International Living and Learning Communities featured in higher ed publication
A SUNY New Paltz program that brings domestic and international students together in a living and learning community earned a feature story published by NAFSA: Association of International Educators, the world’s largest nonprofit association dedicated to international education and exchange.
In “Assessment 101: Measuring the Success of International Student Integration,” which appears in the Sept./Oct. 2016 issue of International Educator, reporter Dana Wilkie highlights the positive outcomes of New Paltz’s Romance Languages Living and Learning Community.
The program aims to help integrate international students into the campus community by pairing them in courses and in residence halls with U.S.-born students who are studying either the romantic languages or Latin American culture.
“We have had considerable success using living/learning communities to integrate international students,” said Center for International Programs Dean Bruce Sillner. “Programs like these allow our students and the College as a whole to capitalize on the natural synergy that occurs when students with an interest in other cultures spend time with peers from those cultures.”
Because many domestic students who participate in the communities plan to go on to study abroad themselves, the international living and learning communities play an important role in encouraging and highlighting student participation in study abroad. The communities support the College’s broader commitment to raising study abroad participation to 30 percent by 2020, as part of the Institute of International Education’s Generation Study Abroad Initiative.

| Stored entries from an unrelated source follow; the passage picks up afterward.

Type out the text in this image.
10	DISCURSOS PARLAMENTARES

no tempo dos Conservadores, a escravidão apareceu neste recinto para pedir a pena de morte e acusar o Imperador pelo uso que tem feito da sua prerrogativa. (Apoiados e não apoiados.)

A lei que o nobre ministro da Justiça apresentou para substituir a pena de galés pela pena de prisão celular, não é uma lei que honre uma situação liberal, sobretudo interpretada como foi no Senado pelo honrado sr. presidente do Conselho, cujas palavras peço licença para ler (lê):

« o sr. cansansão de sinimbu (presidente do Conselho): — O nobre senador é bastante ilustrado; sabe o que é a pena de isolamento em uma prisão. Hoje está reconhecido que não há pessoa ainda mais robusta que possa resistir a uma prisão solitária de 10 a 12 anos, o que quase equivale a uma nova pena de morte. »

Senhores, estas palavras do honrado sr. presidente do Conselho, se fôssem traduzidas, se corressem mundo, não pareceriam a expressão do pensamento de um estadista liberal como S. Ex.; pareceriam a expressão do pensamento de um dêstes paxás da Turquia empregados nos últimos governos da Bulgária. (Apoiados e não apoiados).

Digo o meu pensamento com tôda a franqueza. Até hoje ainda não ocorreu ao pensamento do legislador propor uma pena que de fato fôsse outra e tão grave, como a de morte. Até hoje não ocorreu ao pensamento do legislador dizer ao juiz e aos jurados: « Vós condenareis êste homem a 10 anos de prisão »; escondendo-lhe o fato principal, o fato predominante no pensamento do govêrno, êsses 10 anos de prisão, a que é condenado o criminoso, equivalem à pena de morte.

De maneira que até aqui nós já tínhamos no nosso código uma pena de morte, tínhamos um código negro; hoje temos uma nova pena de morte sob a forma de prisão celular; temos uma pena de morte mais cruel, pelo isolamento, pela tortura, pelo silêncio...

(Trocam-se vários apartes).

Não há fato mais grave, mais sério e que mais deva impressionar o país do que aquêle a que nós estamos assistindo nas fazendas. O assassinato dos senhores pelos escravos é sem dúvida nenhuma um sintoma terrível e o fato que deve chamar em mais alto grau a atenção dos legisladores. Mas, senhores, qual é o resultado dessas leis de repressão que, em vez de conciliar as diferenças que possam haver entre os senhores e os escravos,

Currently, about 22 percent of New Paltz students undertake a study abroad experience during their time at the College, among the highest figures in the SUNY system.
Students interested in applying for international study for the winter intercession, the spring and the calendar year must do so by Oct. 1, 2016.
For more information about study abroad and to apply, please visit the Center for International Programs online.
The Romance Languages program is one of two such living learning communities (there is also an East-West Community) that have grown out of a collaboration between the Center for International Programs, the Department of Languages, Literatures and Cultures, the Asian Studies Program and the Office of Residence Life.